The ATO has issued a reminder to SMSF advisers and trustees about how the non-arm’s-length income (NALI) provisions apply to limited recourse borrowing arrangements (LRBA) in light of the looming compliance deadline for these gearing strategies.
During 2016, the tax office published Practical Compliance Guideline PCG 2016/5, which stipulated the safe harbour conditions that if complied with would guarantee any income derived by an SMSF from an LRBA would automatically be treated as the result of a commercial arm’s-length transaction.
Subsequent to PCG 2016/5, the ATO also issued Taxation Determination TD 2016/16, specifying the circumstances whereby an SMSF’s income from an asset held under an LRBA would be considered non-arm’s length in nature and taxed accordingly.
The latest correspondence from the regulator reinforces how these two publications are intended to operate in conjunction with one another.
Firstly, the ATO specifies SMSF trustees and their advisers need to determine if the LRBA in place adheres to the conditions specified in PCG 2016/5. It goes on to say if it does not, the trustees then need to demonstrate the LRBA has still been established on an arm’s-length basis.
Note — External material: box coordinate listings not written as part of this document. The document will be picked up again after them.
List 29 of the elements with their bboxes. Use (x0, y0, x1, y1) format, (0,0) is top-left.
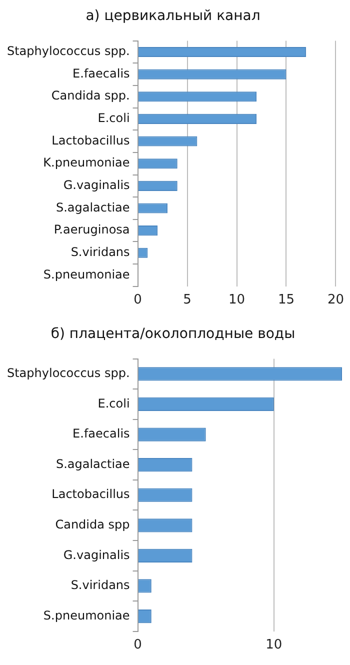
y-tick-label: Lactobacillus (52, 133, 130, 148)
y-tick-label: Candida spp. (51, 88, 130, 103)
y-tick-label: Staphylococcus spp. (6, 44, 130, 58)
y-tick-label: K.pneumoniae (43, 156, 130, 170)
y-tick-label: Candida spp (55, 518, 130, 532)
y-tick-label: Staphylococcus spp. (6, 366, 130, 380)
y-tick-label: E.faecalis (72, 426, 130, 441)
y-tick-label: G.vaginalis (63, 548, 130, 562)
y-tick-label: S.agalactiae (56, 200, 130, 214)
x-tick-label: 0 (134, 292, 142, 308)
y-tick-label: E.coli (98, 396, 130, 410)
y-tick-label: E.faecalis (72, 66, 130, 80)
y-tick-label: S.agalactiae (56, 456, 130, 471)
x-tick-label: 0 (134, 638, 142, 653)
x-tick-label: 5 (183, 292, 192, 308)
x-tick-label: 20 (327, 292, 344, 308)
chart-title: б) плацента/околоплодные воды (50, 326, 296, 342)
y-tick-label: S.viridans (70, 245, 130, 260)
y-tick-label: Lactobacillus (52, 487, 130, 502)
y-tick-label: S.viridans (70, 578, 130, 592)
y-tick-label: S.pneumoniae (43, 608, 130, 622)
y-tick-label: E.coli (98, 111, 130, 126)
x-tick-label: 10 (266, 638, 282, 653)
chart-title: а) цервикальный канал (86, 8, 260, 24)
y-tick-label: G.vaginalis (63, 178, 130, 192)
x-tick-label: 15 (278, 292, 295, 308)
x-tick-label: 10 (228, 292, 246, 308)
y-tick-label: P.aeruginosa (54, 222, 130, 237)
y-tick-label: S.pneumoniae (43, 267, 130, 282)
“If the answer is yes, then trustees do not have to consider TD 2016/16 and are assured that we will not seek to apply the NALI provisions on the basis of the borrowing terms under the arrangement,” it said.
“TD 2016/16 only needs to be considered if an SMSF has an LRBA on terms that are non-arm’slength.
“This is because in these circumstances, trustees need to consider the second limb of the NALI provisions and whether or not the income the fund obtains under the arrangement is greater than it would otherwise have been.”
The ATO specifically pointed out TD 2016/16 was not an alternative to the safe harbour conditions defined in PCG 2016/5.
It also reminded SMSF trustees and advisers all LRBAs had to comply with the arm’s-length terms by 31 January or be terminated if that was not possible.